Tim... As Elizabeth says, the LED/Resistor / Relay are probably what's causing your problems.
1. Don't put the LED in series with the relay. The relay (the type you have drawn is an automotive relay which probably takes 100mA or more, this would burn out a LED, though with your resistor in series the LED would light but the relay might not operate....2. As Elizabeth says, the 2N3906 is not a very beefy device, I'd use something bigger in a TO-39 case (2N4406 springs to mind but there's probably better newer ones - look for a transistor with a 500mA or more collector current (Ic) rating.3. When you're switching a relay (which is an inductor) with a transistor, ALWAYS put a reverse biased diode across the relay coil. When you switch the transistor off suddenly it can generate a back-emf of a few hundred volts on the inductor. Pop goes the transistor.4. The Hall sensor can work on 12V. If so you should wind up with a diagram like this:
I have:1. Used separate feeds to the relay and the LED though they are fed from the same transistor.2 Used a 2N4406 - datasheet here.3. Used a 1N4001 to catch any back emf from the relay switching.

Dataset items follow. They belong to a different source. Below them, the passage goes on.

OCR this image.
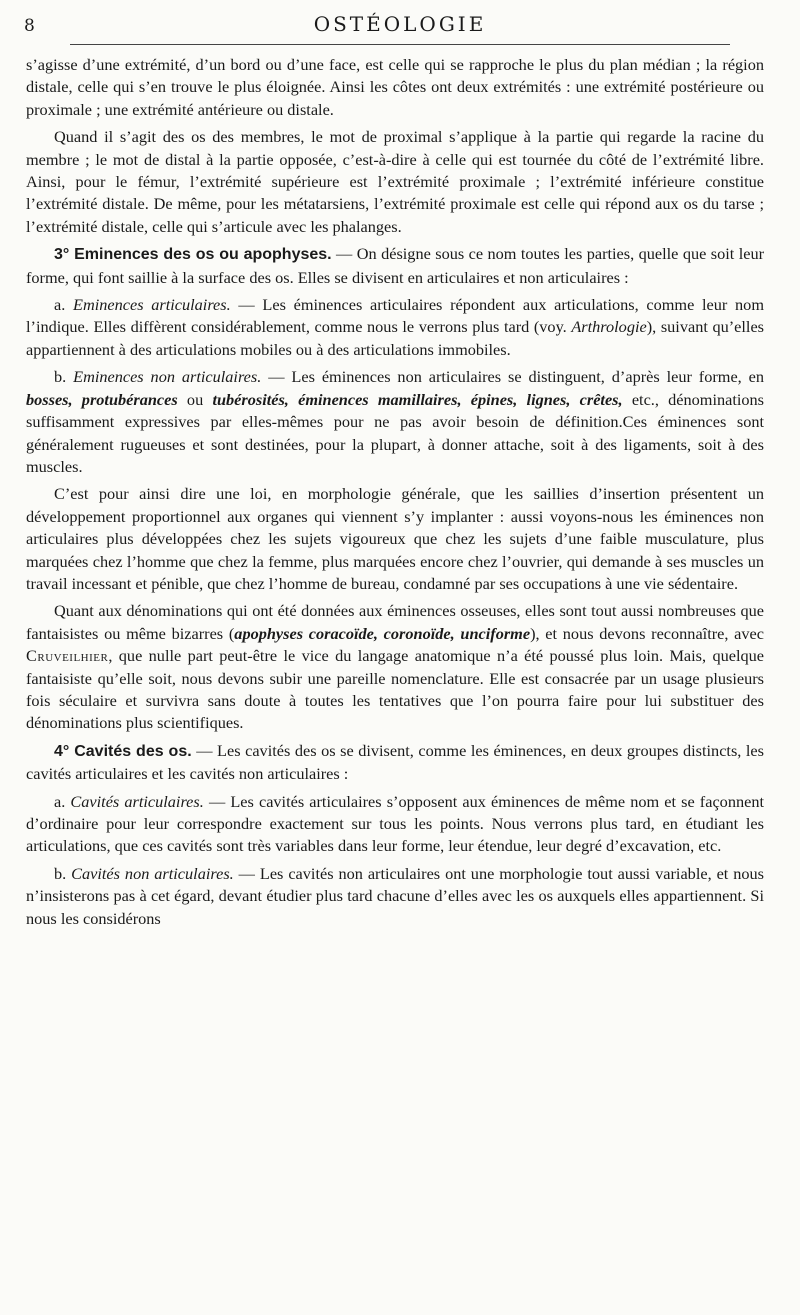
8	OSTÉOLOGIE

s’agisse d’une extrémité, d’un bord ou d’une face, est celle qui se rapproche le plus du plan médian ; la région distale, celle qui s’en trouve le plus éloignée. Ainsi les côtes ont deux extrémités : une extrémité postérieure ou proximale ; une extrémité antérieure ou distale.

Quand il s’agit des os des membres, le mot de proximal s’applique à la partie qui regarde la racine du membre ; le mot de distal à la partie opposée, c’est-à-dire à celle qui est tournée du côté de l’extrémité libre. Ainsi, pour le fémur, l’extrémité supérieure est l’extrémité proximale ; l’extrémité inférieure constitue l’extrémité distale. De même, pour les métatarsiens, l’extrémité proximale est celle qui répond aux os du tarse ; l’extrémité distale, celle qui s’articule avec les phalanges.

3° Eminences des os ou apophyses. — On désigne sous ce nom toutes les parties, quelle que soit leur forme, qui font saillie à la surface des os. Elles se divisent en articulaires et non articulaires :

a. Eminences articulaires. — Les éminences articulaires répondent aux articulations, comme leur nom l’indique. Elles diffèrent considérablement, comme nous le verrons plus tard (voy. Arthrologie), suivant qu’elles appartiennent à des articulations mobiles ou à des articulations immobiles.

b. Eminences non articulaires. — Les éminences non articulaires se distinguent, d’après leur forme, en bosses, protubérances ou tubérosités, éminences mamillaires, épines, lignes, crêtes, etc., dénominations suffisamment expressives par elles-mêmes pour ne pas avoir besoin de définition.Ces éminences sont généralement rugueuses et sont destinées, pour la plupart, à donner attache, soit à des ligaments, soit à des muscles.

C’est pour ainsi dire une loi, en morphologie générale, que les saillies d’insertion présentent un développement proportionnel aux organes qui viennent s’y implanter : aussi voyons-nous les éminences non articulaires plus développées chez les sujets vigoureux que chez les sujets d’une faible musculature, plus marquées chez l’homme que chez la femme, plus marquées encore chez l’ouvrier, qui demande à ses muscles un travail incessant et pénible, que chez l’homme de bureau, condamné par ses occupations à une vie sédentaire.

Quant aux dénominations qui ont été données aux éminences osseuses, elles sont tout aussi nombreuses que fantaisistes ou même bizarres (apophyses coracoïde, coronoïde, unciforme), et nous devons reconnaître, avec Cruveilhier, que nulle part peut-être le vice du langage anatomique n’a été poussé plus loin. Mais, quelque fantaisiste qu’elle soit, nous devons subir une pareille nomenclature. Elle est consacrée par un usage plusieurs fois séculaire et survivra sans doute à toutes les tentatives que l’on pourra faire pour lui substituer des dénominations plus scientifiques.

4° Cavités des os. — Les cavités des os se divisent, comme les éminences, en deux groupes distincts, les cavités articulaires et les cavités non articulaires :

a. Cavités articulaires. — Les cavités articulaires s’opposent aux éminences de même nom et se façonnent d’ordinaire pour leur correspondre exactement sur tous les points. Nous verrons plus tard, en étudiant les articulations, que ces cavités sont très variables dans leur forme, leur étendue, leur degré d’excavation, etc.

b. Cavités non articulaires. — Les cavités non articulaires ont une morphologie tout aussi variable, et nous n’insisterons pas à cet égard, devant étudier plus tard chacune d’elles avec les os auxquels elles appartiennent. Si nous les considérons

Beware - if you get this the wrong way round you'll blow the 2N4406!4. Left the base resistor at 510 ohms, though you could probably increase it up to 1K without a problem, depending on the relay current. the Base-Emitter resistor will probably be OK as a 2K2 , again you may have to experiment. I've increased the LED resistor to a 1K which should give you around 10mA through the LED.